Following the Consolidation, the Company also received final approval from the TSX-V for the previously announced restructuring of its existing debentures. The restructuring included the conversion of 75% of the existing debenture’s principal amount outstanding, or CAD $4,312,500, into common shares of the Company at a conversion price of $0.30 on a post-consolidation basis and will result in the issuance of approximately 14,375,000 new common shares (the “Debenture Conversion”).

Certain "related parties" (as such term is defined in Multilateral Instrument 61-101 - Protection of Minority Security Holders in Special Transactions ("MI 61-101")) of the Company own approximately $1,787,750 of the amount of debentures to be converted as part of the Debenture Conversion, resulting in the issuance of approximately 5,942,500 new common shares to these "related parties" (the "Related Party Debenture Conversion"). Pursuant to MI 61-101, the Related Party Debenture Conversion constitutes a “related party transaction”. The Related Party Debenture Conversion, however, is exempt from the valuation requirement of MI 61-101 by virtue of the exemption contained in section 5.5(b) of MI 61-101 – Issuer Not Listed on Specified Markets, as no securities of the Company are listed or quoted on the Toronto Stock Exchange, Aequitas NEO Exchange Inc., the New York Stock Exchange, the American Stock Exchange, the NASDAQ Stock Market, or a stock exchange outside of Canada and the United States.

The post-consolidation shares have been listed for trading on the TSX-V and are anticipated to begin trading at the open of markets on or about January 19, 2021. The Company anticipates the issued and outstanding shares available for trading to be approximately 33,004,885 as a result of the above transactions.

For Further Information:

Ken Berg, President and Chief Executive Officer,

Lance Mierendorf, Interim Chief Financial Officer,


Headquartered in Calgary, Alberta, Divergent provides Artificial Lift products and services that are used in the oil and gas industry.
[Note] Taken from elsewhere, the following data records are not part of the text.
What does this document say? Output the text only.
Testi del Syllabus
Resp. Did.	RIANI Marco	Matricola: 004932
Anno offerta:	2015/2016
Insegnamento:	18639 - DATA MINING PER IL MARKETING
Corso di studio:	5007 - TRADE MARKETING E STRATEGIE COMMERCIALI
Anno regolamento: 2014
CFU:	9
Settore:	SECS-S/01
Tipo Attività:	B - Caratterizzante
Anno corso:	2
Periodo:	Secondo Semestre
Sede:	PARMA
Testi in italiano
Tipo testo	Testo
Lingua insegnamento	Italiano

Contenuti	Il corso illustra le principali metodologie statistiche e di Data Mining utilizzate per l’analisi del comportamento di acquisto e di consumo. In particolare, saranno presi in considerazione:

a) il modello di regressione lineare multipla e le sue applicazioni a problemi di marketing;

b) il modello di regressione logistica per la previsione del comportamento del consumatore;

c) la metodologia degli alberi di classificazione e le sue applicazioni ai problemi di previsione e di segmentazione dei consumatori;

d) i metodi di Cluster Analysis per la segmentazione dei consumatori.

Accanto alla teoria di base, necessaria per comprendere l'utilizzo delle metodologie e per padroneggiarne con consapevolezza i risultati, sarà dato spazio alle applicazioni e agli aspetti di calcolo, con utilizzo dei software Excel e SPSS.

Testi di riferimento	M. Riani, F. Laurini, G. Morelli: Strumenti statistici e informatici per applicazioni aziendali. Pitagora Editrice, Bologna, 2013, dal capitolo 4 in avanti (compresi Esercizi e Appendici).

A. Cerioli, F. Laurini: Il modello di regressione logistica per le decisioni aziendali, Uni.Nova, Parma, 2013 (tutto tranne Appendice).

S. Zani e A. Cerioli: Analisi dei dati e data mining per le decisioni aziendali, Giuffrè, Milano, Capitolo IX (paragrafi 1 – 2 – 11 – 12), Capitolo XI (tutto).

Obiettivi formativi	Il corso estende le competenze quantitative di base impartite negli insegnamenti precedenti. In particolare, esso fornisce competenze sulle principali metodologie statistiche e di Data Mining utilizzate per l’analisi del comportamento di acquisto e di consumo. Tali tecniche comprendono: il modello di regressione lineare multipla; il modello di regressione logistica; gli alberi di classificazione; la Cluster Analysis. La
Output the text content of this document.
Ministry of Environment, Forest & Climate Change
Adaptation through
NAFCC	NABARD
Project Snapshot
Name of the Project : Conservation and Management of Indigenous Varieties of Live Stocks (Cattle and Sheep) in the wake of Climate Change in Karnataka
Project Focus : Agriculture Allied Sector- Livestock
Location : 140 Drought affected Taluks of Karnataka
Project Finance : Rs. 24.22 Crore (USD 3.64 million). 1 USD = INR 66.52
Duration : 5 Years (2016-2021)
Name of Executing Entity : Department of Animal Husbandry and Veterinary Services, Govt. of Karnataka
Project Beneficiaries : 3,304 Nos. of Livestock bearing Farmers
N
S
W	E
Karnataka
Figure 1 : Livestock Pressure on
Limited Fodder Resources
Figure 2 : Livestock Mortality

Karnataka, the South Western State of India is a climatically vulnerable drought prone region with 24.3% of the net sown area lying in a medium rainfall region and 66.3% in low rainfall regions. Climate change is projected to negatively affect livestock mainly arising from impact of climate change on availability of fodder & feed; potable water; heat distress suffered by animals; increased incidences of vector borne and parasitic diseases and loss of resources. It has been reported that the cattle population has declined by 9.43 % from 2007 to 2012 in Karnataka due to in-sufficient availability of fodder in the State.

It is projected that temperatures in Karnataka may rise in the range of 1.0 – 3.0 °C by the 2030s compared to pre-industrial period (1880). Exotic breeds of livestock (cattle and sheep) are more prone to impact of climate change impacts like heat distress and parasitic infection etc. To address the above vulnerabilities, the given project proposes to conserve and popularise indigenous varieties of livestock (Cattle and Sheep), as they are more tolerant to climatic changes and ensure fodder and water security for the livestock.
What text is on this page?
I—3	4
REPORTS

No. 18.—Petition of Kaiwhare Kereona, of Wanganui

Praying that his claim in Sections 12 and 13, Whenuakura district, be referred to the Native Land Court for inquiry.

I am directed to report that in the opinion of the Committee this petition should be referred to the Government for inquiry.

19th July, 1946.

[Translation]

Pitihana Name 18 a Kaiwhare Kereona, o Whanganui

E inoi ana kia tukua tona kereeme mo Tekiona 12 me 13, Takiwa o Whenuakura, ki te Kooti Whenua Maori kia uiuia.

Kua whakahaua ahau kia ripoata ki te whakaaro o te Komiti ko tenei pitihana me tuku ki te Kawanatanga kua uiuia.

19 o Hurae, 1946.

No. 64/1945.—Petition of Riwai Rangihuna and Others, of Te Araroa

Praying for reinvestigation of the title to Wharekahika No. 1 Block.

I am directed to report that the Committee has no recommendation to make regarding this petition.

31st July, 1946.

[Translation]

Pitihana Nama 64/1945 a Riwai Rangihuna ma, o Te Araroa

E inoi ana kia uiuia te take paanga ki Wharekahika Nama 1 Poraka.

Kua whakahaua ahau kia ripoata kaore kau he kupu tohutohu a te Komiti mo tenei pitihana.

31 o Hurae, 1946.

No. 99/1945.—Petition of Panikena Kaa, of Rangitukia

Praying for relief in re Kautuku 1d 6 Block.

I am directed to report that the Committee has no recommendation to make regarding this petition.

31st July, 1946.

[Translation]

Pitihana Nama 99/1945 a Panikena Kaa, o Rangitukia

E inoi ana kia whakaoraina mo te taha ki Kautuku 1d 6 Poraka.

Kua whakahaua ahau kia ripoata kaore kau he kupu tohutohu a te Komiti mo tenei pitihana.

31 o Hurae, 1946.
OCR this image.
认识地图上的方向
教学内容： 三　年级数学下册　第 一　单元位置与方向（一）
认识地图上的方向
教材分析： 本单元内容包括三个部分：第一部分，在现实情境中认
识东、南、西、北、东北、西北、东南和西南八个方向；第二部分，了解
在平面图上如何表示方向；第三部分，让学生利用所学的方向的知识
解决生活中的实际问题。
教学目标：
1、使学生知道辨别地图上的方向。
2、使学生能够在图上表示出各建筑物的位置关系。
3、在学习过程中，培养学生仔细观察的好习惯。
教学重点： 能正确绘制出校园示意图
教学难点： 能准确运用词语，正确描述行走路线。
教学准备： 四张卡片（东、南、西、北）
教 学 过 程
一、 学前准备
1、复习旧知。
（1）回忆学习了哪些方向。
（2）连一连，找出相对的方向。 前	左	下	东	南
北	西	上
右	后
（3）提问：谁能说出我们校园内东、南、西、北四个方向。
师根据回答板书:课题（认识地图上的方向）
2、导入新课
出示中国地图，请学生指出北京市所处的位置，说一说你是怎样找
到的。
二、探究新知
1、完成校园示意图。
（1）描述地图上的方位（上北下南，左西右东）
Product lines including Electric Submersible Pumps, Electric Submersible Progressing Cavity Pumps, and the future development of an Electromagnetic Pump technology.

DIVERGENT Energy Services Corp., 2020, 715 – 5th Ave SW, Calgary, AB T2P 2X6, (403) 543-0060, (403) 543-0069 (fax),


This press release contains forward-looking statements, including, without limitation, statements pertaining to the date of anticipated trading following the Consolidation. All statements included herein, other than statements of historical fact, are forward-looking information and such information involves various risks and uncertainties. There can be no assurance that such information will prove to be accurate, and actual results and future events could differ materially from those anticipated in such information. A description of assumptions used to develop such forward-looking information and a description of risk factors that may cause actual results to differ materially from forward-looking information can be found in the Company's disclosure documents on the SEDAR website at The Company may, as considered necessary in the circumstances, update or revise such forward-looking statements, whether as a result of new information, future events or otherwise, but the Company undertakes no obligation to update or revise any forward-looking statements, except as required by applicable securities laws.

Neither the TSX Venture Exchange nor its Regulation Services Provider (as that term is defined in the policies of the TSX Venture Exchange) accepts responsibility for the adequacy or accuracy of this release.